Brought on by seven plaintiff couples, represented by GLAD (now the GBLTQ+ Legal Advocates and Defenders), the November 2003 decision was the first by a state's highest court to find that same-sex couples had the right to marry in the United States. Dozens of states followed, and ultimately, a 2015 Supreme Court Case — Obergefell v. Hodges — made same-sex marriage available across the country.
A new review released this week by the nonprofit think tank RAND found that, in states that legalized marriage for same-sex couples, “sexual orientation–motivated hate crimes and employment discrimination against LGBT individuals declined.”

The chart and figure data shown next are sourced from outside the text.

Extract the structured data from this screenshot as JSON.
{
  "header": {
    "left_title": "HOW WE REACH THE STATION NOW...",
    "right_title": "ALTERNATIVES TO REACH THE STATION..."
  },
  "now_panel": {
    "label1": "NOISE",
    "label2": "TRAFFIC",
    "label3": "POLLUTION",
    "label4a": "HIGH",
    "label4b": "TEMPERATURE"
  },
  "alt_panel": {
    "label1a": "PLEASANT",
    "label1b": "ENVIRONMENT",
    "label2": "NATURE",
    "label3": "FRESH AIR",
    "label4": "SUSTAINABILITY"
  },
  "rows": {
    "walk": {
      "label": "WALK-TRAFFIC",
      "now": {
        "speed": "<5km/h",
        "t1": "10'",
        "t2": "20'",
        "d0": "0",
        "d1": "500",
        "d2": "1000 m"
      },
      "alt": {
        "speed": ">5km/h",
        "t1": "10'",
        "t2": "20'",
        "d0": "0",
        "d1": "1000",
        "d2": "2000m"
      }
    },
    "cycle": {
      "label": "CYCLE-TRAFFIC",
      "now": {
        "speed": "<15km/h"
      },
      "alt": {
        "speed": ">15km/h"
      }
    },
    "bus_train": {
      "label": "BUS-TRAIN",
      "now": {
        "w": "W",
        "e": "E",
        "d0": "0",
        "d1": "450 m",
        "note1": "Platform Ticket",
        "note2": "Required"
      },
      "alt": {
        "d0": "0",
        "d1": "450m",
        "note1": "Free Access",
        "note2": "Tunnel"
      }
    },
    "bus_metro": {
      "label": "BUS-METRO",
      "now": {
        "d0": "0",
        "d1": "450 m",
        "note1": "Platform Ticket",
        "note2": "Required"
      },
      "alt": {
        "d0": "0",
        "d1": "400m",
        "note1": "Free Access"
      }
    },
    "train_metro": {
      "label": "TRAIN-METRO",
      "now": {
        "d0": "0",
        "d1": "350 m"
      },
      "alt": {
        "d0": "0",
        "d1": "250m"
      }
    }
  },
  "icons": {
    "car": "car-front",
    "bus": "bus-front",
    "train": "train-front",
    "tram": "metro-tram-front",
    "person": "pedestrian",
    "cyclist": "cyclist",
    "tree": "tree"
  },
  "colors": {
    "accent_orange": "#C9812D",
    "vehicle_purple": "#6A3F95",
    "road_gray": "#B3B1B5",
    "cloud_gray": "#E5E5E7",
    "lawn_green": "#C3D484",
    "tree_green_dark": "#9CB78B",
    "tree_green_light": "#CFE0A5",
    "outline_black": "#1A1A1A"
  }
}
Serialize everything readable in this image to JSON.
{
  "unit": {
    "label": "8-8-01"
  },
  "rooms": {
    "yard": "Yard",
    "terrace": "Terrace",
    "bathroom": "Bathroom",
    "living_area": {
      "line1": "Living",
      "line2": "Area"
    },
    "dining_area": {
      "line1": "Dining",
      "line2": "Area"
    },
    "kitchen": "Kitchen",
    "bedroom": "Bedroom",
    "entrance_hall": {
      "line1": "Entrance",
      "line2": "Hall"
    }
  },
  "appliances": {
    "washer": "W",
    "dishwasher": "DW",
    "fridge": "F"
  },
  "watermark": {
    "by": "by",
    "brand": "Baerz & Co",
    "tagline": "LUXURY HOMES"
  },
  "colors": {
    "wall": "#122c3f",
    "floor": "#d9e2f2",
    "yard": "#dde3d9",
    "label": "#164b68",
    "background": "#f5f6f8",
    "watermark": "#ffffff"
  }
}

Two of the plaintiffs in the Massachusetts case were Maureen Brodoff and Ellen Wade. The Newton residents are now celebrating their 20th marriage anniversary and a successful fight in the state’s Supreme Judicial Court.
It’s a fight that they say is far from over for LGBTQ+ people to get equal civil rights in the United States.
“There are a lot of issues that remain to be fought and struggled over,” Wade said. “One very prominent issue is for trans people to be who they are and live their lives as they choose to live them.”
Brodoff echoed her wife.
“We’ve been here before. We’ve certainly had to fight for our rights, and I think that you can’t be complacent,” she said. “We need to be optimistic, but we need to continue to work to help other people understand our positions and come along with us.”
GLAD is still a part of that charge. Ben Klein, GLAD’s senior director of litigation and HIV law, reflected on how much has changed in the decades since he came out as gay in 1979.
“We’re living in a real patchwork in our society. We have some places where LGBTQ people can thrive and live openly. We have so many parts of the country, including here in Massachusetts and New England, where it’s as difficult to be a young LGBTQ person as it was years ago, and we still face incredible resistance.”
More than one billion people across the world now have the right to same-sex marriage.